The integrations to verify: API access between systems uses scoped credentials rather than shared admin accounts. Webhooks and integrations are authenticated and validated. Data export and import flows are logged and monitored.
| Category | Annual Items | Quarterly Items | Monthly Items |
|---|---|---|---|
| Payment | SAQ filing, pen test | External scans | Code review on checkout changes |
| Privacy | Policy review, retention audit | DSAR fulfillment audit | Marketing consent verification |
| Application | Architecture review | Patch compliance review | Security update deployment |
| Access | Privilege audit | Access review | New account approval |
| Vendor | Inventory refresh | New vendor reviews | Integration health checks |
Incident Response Foundations
The sixth cluster concerns what happens when something goes wrong. Every brand will have incidents; the differentiator is whether the response is competent or chaotic.
The plan to maintain: a documented incident response procedure with defined roles, communication channels, and escalation paths. A designated incident commander for each on-call rotation. Tabletop exercises at least annually to validate the plan against realistic scenarios. Post-incident reviews after every meaningful incident with documented root cause and corrective actions.
The notification obligations to track: regulatory notification timelines for the jurisdictions your customers live in. Contractual notification timelines from your vendor agreements and customer agreements. Payment processor notification requirements for incidents involving cardholder data. Cyber insurance carrier notification requirements.

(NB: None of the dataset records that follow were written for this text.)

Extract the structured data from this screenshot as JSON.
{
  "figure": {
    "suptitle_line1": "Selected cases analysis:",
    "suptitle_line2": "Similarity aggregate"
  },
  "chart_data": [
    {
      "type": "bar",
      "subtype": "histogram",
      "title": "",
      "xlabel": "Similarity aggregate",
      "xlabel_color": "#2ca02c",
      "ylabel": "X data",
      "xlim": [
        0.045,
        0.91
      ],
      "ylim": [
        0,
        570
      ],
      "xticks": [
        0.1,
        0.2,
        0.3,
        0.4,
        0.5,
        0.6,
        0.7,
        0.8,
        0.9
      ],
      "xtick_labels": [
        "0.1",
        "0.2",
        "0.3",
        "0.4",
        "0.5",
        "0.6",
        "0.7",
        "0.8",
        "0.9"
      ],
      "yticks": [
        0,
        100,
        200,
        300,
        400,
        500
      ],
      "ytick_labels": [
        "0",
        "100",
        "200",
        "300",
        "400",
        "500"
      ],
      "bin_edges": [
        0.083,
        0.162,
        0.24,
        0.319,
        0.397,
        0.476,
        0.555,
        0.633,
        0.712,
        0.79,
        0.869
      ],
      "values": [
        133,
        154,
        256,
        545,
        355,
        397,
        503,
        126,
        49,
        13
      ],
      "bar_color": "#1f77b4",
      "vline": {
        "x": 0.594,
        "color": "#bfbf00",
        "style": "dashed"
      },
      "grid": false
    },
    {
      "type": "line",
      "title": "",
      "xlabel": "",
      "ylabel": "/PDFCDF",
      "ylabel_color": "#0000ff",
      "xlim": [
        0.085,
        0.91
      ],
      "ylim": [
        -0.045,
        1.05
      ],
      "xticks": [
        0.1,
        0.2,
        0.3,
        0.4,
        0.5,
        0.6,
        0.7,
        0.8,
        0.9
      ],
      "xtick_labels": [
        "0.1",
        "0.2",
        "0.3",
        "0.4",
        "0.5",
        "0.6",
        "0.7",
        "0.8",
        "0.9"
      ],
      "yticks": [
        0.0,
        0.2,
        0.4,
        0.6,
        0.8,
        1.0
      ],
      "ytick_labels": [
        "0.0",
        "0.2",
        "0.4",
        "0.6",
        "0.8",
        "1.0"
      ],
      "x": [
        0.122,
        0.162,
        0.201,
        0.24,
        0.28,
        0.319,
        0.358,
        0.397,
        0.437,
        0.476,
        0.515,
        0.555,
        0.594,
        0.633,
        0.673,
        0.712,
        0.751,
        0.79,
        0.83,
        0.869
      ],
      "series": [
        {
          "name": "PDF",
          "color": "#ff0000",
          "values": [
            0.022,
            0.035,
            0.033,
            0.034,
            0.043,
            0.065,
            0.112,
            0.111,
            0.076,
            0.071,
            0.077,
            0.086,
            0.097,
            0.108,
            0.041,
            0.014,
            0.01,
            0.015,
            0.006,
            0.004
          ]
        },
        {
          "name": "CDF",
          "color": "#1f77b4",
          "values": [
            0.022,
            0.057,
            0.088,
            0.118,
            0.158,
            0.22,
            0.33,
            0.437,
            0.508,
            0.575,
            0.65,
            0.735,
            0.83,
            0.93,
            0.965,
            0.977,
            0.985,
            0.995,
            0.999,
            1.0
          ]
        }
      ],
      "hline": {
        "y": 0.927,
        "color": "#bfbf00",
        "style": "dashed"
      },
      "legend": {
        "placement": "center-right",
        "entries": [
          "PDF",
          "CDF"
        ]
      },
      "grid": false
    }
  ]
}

The monitoring to maintain: 24/7 monitoring for critical systems either internally or through a managed security service provider. Defined alert thresholds and escalation procedures. Log aggregation and retention sufficient to support forensic investigation. Documented procedures for evidence preservation.
Putting the Checklist to Work
This checklist isn’t a one-time exercise. The brands that maintain compliance treat it as the structure for an ongoing operational rhythm — some items reviewed annually, some quarterly, some monthly. The retailers who do this well typically dedicate a specific role (often a VP of Engineering, a Director of IT, or a dedicated security operations function) to owning the program and report progress to executive leadership on a defined cadence.
For brands earlier in the journey, Bemeir’s Magento and Shopify practice frequently engages on compliance readiness assessments that identify which items are in place, which items need work, and which items can be deferred based on the brand’s specific risk profile. The output is a prioritized roadmap rather than a one-shot effort. The brands that approach security compliance this way — as an operational practice rather than a periodic crisis — consistently spend less, sleep better, and find that compliance work compounds into platform strength rather than draining away from product investment. The checklist is the starting point; the operational rhythm built around it is what actually produces and maintains compliance over time.